It may be presumptuous to draw too many conclusions from such cyclical trends in emerging economy growth. The pre-eighties period of the last century was associated with sustained high growth among developed economies, leading some economists to describe it as a period of "divergence, big time". Since the eighties, led by the East Asian economies and China, the developing countries have grown at a much faster rate, again leading some others to describe it as "convergence, big time". Statistically, at least, for the respective periods, both were largely correct. 

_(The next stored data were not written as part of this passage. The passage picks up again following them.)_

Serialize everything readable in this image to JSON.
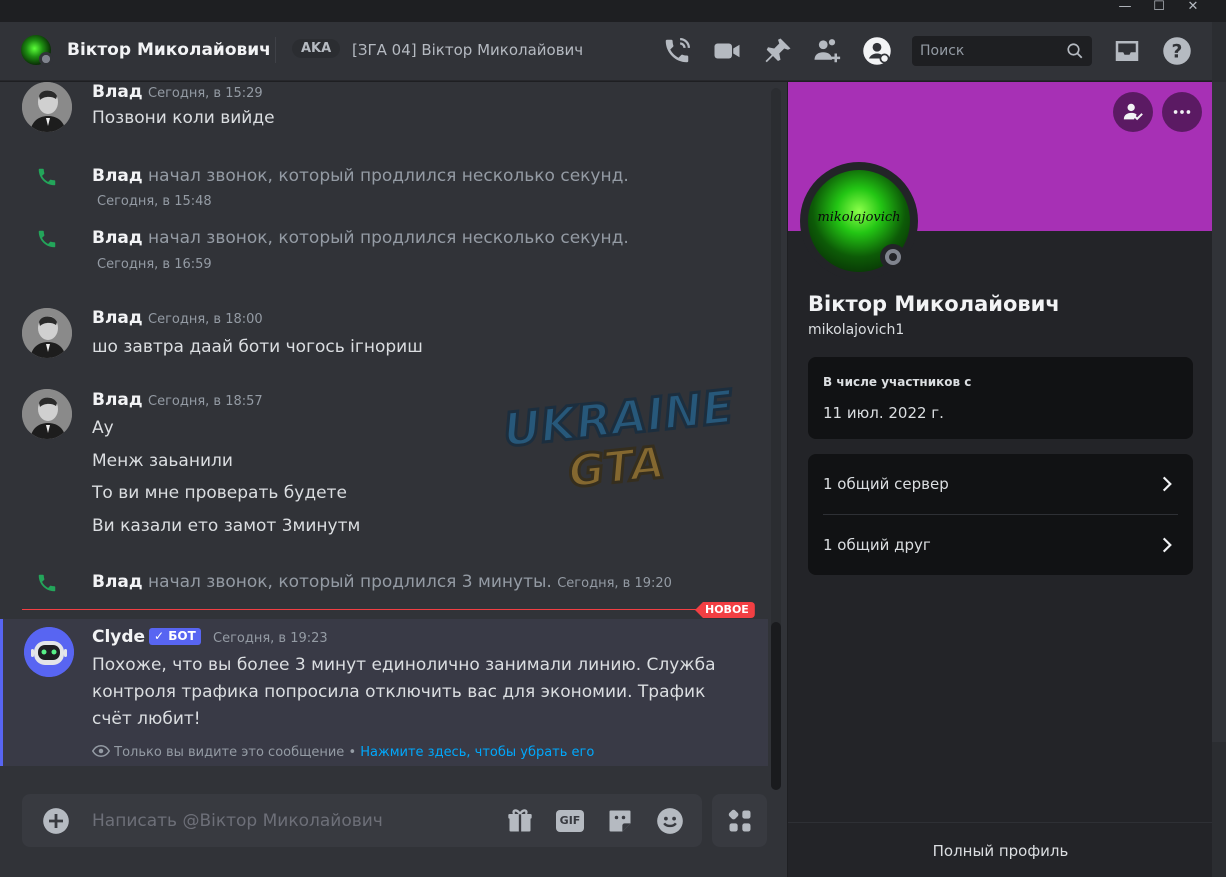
{
  "window": {
    "minimize": "—",
    "maximize": "☐",
    "close": "✕"
  },
  "header": {
    "name": "Віктор Миколайович",
    "aka": "AKA",
    "server_nick": "[ЗГА 04] Віктор Миколайович",
    "search_placeholder": "Поиск"
  },
  "messages": [
    {
      "author": "Влад",
      "time": "Сегодня, в 15:29",
      "lines": [
        "Позвони коли вийде"
      ]
    },
    {
      "author": "Влад",
      "time": "Сегодня, в 18:00",
      "lines": [
        "шо завтра даай боти чогось ігнориш"
      ]
    },
    {
      "author": "Влад",
      "time": "Сегодня, в 18:57",
      "lines": [
        "Ау",
        "Менж заьанили",
        "То ви мне проверать будете",
        "Ви казали ето замот 3минутм"
      ]
    }
  ],
  "calls": [
    {
      "author": "Влад",
      "text": "начал звонок, который продлился несколько секунд.",
      "time": "Сегодня, в 15:48"
    },
    {
      "author": "Влад",
      "text": "начал звонок, который продлился несколько секунд.",
      "time": "Сегодня, в 16:59"
    },
    {
      "author": "Влад",
      "text": "начал звонок, который продлился 3 минуты.",
      "time": "Сегодня, в 19:20"
    }
  ],
  "new_badge": "НОВОЕ",
  "bot_message": {
    "author": "Clyde",
    "tag": "✓ БОТ",
    "time": "Сегодня, в 19:23",
    "text": "Похоже, что вы более 3 минут единолично занимали линию. Служба контроля трафика попросила отключить вас для экономии. Трафик счёт любит!",
    "ephemeral_note": "Только вы видите это сообщение •",
    "dismiss_link": "Нажмите здесь, чтобы убрать его"
  },
  "composer": {
    "placeholder": "Написать @Віктор Миколайович",
    "gif_label": "GIF"
  },
  "watermark": {
    "line1": "UKRAINE",
    "line2": "GTA"
  },
  "profile": {
    "banner_color": "#a730b5",
    "avatar_text": "mikolajovich",
    "display_name": "Віктор Миколайович",
    "username": "mikolajovich1",
    "member_since_title": "В числе участников с",
    "member_since_value": "11 июл. 2022 г.",
    "mutual_servers": "1 общий сервер",
    "mutual_friends": "1 общий друг",
    "full_profile": "Полный профиль"
  },
  "colors": {
    "accent": "#5865f2",
    "call_green": "#23a55a",
    "new_red": "#f23f43",
    "link": "#00a8fc"
  }
}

But now, as the major developing countries, outside Africa, approach lower middle-income status, the pace of convergence will, not surprisingly, decline. But the overall trend towards convergence cannot be denied. We are more likely to have "convergence, small time". The final verdict belongs to the always incisive Dani Rodrik,
It’s also interesting to see how the bounce back from a former, overstated conventional wisdom generates its own exaggerations. Contrary to much grumbling at the present, I do not think economic convergence is dead. I continue to think that developing countries as a whole will grow more rapidly than the advanced economies. But some of this will be due to a trend decline in the growth rate of the advanced economies. And the rate of convergence will not be nearly as rapid as what we have seen over the last two decades.

Monday, June 20, 2016

On premature deindustrialization and other things

Tyler Cowen peeks into the economic prospects of a world buffeted by declining productivity, secular stagnation, stagnating global trade, premature deindustrialization, increasing automation, and so on.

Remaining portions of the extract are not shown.